The Adventures Of The Flying Cadets (Serial)
Picture:
C Sound: C Extras: D Chapters: C+
One way
to see how bad B-movies with A budgets fail is to compare similar material from
years ago. This surfaced again when I
watched The Adventures of the Flying
Cadets (1938), a Universal Pictures serial in a semi-lucky 13 chapters that
tells the story of how four trainees in the U.S. Air Corps battle a Nazi spy
ring. The recent film in question is
Tony Scott’s 1986 propaganda/Music Video hootfest Top Gun. You know, the film
where the cadets sort of party and fly all the time, then because no other unit
of fighter plane pilots are available, fight then-Soviet MiG jets.
Back
then, everyone laughed at the idea that no team would be nearby if such a thing
occurred, after the events of 9/11/01, the propaganda is exposed in the
ugliest possible way. No one will ever
laugh at that moment again, knowing the new truth it holds. The Flying
Cadets waste no time here, especially having many more hours than Tom Cruise,
Val Kilmer, Anthony Edwards, and Rick Rossovich have to fill. When a series of murders can be traced to
agents of The Third Reich, this older “fab four” picks up the clues and follows
up on them, discovering the Nazi-supported terrorism. Faster than you can say The Hardy Boys, they
are hot on the trail of the Fifth Column-types, all of which the adults are
oblivious to. The chapters are as
follows:
1)
The Black Hangman Strikes
2)
Menaced By Murderers
3)
Into The Flames
4)
Doorway Of Death
5)
Crashed In A Crater
6)
Rendezvous With Doom
7)
Gestapo Execution
8)
Master Of Treachery
9)
Wings Of Destruction
10) Caught In The Caves Of
An-Kar-Ban
11) Hostages For Treason
12) The Black Hangman Strikes Again
13) The Toll Of Treason
This is
not the outright propaganda it could have been, but the results are mixed.

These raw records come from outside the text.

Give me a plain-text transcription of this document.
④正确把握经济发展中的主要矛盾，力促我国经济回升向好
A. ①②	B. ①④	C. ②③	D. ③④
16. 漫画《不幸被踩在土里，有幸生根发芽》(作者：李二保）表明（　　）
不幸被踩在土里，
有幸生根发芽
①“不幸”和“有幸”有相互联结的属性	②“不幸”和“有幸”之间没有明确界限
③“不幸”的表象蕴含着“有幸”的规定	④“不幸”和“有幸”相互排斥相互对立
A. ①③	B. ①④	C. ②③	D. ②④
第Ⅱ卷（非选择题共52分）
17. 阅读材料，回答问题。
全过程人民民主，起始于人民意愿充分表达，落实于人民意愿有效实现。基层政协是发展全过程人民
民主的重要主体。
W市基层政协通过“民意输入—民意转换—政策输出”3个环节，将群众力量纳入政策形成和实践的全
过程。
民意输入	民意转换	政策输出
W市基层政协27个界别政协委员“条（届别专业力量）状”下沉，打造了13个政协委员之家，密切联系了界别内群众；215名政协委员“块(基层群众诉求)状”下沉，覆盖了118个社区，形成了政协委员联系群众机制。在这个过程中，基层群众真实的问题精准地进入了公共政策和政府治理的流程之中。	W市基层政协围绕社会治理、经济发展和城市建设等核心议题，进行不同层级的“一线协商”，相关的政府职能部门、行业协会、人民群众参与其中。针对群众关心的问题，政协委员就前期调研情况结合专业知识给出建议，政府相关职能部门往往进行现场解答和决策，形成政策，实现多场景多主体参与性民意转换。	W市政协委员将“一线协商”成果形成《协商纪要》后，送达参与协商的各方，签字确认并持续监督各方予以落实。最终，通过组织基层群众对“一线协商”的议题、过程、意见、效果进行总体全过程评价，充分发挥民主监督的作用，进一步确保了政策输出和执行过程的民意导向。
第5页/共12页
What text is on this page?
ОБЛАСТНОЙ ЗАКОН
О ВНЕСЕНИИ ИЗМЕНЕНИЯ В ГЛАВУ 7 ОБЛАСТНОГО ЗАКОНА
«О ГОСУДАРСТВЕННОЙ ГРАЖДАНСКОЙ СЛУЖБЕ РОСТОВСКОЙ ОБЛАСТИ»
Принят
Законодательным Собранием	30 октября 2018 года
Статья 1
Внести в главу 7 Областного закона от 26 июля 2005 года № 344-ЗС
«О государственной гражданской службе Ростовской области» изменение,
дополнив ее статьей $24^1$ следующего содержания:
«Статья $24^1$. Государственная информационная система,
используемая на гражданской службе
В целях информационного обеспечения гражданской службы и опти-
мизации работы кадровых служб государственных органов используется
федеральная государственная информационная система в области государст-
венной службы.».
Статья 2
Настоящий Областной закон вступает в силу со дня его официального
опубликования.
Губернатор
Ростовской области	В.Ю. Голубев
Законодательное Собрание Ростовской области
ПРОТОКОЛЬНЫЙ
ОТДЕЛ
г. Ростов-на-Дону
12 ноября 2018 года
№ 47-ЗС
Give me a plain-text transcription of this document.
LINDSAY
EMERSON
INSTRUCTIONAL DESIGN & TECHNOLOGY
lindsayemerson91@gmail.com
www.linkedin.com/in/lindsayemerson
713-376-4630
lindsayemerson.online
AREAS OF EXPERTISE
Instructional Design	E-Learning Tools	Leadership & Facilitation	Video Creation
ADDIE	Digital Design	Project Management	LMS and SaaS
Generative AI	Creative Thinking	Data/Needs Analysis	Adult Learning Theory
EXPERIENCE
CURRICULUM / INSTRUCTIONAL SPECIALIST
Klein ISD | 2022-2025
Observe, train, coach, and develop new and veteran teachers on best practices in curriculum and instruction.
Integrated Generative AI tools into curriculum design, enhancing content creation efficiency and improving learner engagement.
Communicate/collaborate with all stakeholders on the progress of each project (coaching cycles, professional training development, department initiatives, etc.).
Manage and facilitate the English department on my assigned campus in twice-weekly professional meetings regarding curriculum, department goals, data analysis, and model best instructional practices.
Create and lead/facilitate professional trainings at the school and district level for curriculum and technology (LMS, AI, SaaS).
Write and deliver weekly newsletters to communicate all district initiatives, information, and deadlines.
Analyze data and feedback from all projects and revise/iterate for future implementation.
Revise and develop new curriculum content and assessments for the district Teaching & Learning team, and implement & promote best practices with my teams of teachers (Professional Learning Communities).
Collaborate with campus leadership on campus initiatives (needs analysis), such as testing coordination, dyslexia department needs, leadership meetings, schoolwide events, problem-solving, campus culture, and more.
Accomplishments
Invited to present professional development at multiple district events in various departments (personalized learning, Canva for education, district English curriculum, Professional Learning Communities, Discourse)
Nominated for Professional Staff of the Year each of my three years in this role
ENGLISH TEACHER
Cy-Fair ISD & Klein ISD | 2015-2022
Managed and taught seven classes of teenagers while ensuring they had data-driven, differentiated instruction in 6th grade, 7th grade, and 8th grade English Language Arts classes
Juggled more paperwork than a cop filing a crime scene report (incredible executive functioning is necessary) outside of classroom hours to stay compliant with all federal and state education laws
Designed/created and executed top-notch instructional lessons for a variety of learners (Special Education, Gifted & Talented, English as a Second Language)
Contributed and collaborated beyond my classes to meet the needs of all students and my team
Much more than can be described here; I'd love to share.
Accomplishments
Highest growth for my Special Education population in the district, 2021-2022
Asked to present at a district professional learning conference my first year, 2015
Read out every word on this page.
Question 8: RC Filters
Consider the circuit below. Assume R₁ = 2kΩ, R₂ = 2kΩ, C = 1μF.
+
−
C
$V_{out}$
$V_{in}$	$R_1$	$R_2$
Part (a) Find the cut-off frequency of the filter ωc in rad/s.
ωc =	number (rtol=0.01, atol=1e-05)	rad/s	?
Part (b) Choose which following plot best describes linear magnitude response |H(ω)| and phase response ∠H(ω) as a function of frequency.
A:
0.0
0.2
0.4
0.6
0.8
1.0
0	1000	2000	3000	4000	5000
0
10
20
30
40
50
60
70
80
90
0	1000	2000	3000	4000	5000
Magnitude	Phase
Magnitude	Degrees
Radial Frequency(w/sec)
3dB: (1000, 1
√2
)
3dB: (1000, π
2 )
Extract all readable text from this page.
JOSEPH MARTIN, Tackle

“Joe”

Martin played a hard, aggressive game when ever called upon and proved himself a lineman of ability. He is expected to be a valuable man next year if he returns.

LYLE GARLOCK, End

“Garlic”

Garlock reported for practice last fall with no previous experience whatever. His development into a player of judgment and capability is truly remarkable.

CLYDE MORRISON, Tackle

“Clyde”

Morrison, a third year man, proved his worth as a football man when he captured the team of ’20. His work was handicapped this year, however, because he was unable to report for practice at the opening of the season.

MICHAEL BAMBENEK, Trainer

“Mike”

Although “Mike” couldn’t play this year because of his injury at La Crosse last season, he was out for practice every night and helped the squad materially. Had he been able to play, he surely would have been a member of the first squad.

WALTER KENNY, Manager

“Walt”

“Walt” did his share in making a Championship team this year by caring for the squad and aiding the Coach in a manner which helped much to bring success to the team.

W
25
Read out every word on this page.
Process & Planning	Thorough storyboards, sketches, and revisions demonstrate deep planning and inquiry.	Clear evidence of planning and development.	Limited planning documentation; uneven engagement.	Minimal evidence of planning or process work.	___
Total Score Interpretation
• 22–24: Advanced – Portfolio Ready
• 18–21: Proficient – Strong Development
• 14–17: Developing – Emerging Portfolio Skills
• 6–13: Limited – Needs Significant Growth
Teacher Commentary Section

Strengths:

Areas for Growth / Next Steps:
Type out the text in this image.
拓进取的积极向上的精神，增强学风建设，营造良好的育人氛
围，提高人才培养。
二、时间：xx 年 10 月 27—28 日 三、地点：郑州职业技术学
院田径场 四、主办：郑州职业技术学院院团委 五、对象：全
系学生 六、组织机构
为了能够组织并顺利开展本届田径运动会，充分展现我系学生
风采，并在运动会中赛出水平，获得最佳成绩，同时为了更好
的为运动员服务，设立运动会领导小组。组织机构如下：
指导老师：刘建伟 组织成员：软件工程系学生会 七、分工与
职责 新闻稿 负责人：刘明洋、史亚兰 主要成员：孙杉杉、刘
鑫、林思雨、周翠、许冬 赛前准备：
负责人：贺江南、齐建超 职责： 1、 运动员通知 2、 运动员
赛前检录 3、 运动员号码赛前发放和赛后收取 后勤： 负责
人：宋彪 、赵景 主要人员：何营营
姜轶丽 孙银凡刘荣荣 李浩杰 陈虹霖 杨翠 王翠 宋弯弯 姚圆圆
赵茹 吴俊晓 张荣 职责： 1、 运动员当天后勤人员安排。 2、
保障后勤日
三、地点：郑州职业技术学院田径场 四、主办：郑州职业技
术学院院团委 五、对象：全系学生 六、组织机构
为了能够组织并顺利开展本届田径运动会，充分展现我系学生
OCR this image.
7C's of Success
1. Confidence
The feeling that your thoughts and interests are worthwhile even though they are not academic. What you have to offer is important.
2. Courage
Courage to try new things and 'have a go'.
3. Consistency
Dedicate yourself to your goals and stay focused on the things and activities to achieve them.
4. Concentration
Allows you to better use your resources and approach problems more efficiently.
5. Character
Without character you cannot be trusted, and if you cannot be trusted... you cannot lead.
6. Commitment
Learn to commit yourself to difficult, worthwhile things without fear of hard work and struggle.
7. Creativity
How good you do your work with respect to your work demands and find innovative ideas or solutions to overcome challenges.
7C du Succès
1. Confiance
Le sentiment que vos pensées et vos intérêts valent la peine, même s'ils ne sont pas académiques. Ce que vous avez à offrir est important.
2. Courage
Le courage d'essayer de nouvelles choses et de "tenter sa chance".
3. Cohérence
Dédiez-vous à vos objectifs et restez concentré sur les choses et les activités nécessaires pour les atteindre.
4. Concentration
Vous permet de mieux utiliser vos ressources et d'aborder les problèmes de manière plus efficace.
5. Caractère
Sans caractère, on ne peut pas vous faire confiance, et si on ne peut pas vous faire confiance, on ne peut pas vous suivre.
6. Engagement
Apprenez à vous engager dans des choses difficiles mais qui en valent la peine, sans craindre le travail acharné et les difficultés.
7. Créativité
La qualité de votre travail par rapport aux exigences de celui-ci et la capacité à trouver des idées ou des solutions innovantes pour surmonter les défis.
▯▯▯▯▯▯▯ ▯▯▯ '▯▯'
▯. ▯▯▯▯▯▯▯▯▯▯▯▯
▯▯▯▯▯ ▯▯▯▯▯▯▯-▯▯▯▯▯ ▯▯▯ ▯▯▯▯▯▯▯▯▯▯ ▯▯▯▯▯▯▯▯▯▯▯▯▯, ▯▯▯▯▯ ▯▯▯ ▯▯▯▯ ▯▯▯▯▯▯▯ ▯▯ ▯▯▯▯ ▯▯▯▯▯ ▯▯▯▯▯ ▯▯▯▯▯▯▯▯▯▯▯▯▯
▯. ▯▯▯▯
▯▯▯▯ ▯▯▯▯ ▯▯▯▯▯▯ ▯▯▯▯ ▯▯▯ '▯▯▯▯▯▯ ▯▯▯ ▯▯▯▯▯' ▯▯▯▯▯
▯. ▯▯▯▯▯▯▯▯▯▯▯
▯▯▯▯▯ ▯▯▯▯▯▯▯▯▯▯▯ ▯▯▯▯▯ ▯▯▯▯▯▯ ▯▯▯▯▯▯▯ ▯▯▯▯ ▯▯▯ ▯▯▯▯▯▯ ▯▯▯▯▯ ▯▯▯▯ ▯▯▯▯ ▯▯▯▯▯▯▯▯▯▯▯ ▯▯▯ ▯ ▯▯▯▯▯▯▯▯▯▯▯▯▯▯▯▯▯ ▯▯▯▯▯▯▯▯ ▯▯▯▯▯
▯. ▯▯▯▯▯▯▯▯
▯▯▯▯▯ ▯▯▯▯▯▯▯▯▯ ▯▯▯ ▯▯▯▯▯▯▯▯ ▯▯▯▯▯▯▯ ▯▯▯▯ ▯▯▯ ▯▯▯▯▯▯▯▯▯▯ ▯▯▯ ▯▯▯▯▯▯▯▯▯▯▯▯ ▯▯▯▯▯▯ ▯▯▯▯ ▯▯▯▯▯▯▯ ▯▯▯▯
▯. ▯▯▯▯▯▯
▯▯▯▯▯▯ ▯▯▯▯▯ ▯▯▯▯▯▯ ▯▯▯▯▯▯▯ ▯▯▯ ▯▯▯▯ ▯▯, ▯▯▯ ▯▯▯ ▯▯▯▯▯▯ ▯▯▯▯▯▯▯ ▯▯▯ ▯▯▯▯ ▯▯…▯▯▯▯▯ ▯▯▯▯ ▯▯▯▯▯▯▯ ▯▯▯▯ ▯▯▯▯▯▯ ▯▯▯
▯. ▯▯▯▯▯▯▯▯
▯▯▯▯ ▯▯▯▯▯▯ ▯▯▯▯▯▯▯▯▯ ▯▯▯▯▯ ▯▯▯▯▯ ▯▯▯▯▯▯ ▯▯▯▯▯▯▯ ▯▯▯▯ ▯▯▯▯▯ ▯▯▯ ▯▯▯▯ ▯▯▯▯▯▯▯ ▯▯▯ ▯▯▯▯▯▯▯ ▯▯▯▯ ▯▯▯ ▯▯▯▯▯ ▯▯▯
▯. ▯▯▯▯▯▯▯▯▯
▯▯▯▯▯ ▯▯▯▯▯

The cliffhangers are not as suspenseful or as
well executed as Universal’s better chapter plays and the fight scenes are also
tamer. I wonder if kids being involved
are one of the reasons. If it is, that
was a mistake. This also does not look
like it had the biggest budget, even for its time, so the result is a curio
that is not offensive or effective. It
is above average and fun for some laughs.
The full
frame black and white images are on the grainy side with the darker scenes suffering
detail problems, but this seems to do more with the material used than the
actual DVD transfer. It is old at worse
and watchable at best. The Dolby Digital
2.0 Mono has the usual background hiss and for-its-age distortion, but it also
occurrently has additional distortion in spots that was distracting, but again
from the original source, not the transfer or digital mastering. The only extras are four trailers for other
serials VCI has available or is about to issue on DVD.
Of
course, this serial was made before Pearl Harbor and most people did not realize
what was really ahead. The naïveté is
somewhat charming and sad at the same time.
There are more exciting serials than The Adventures of the Flying Cadets, but there have been much
worse, and it certainly is not as condescending as Top Gun so we can give it that credit.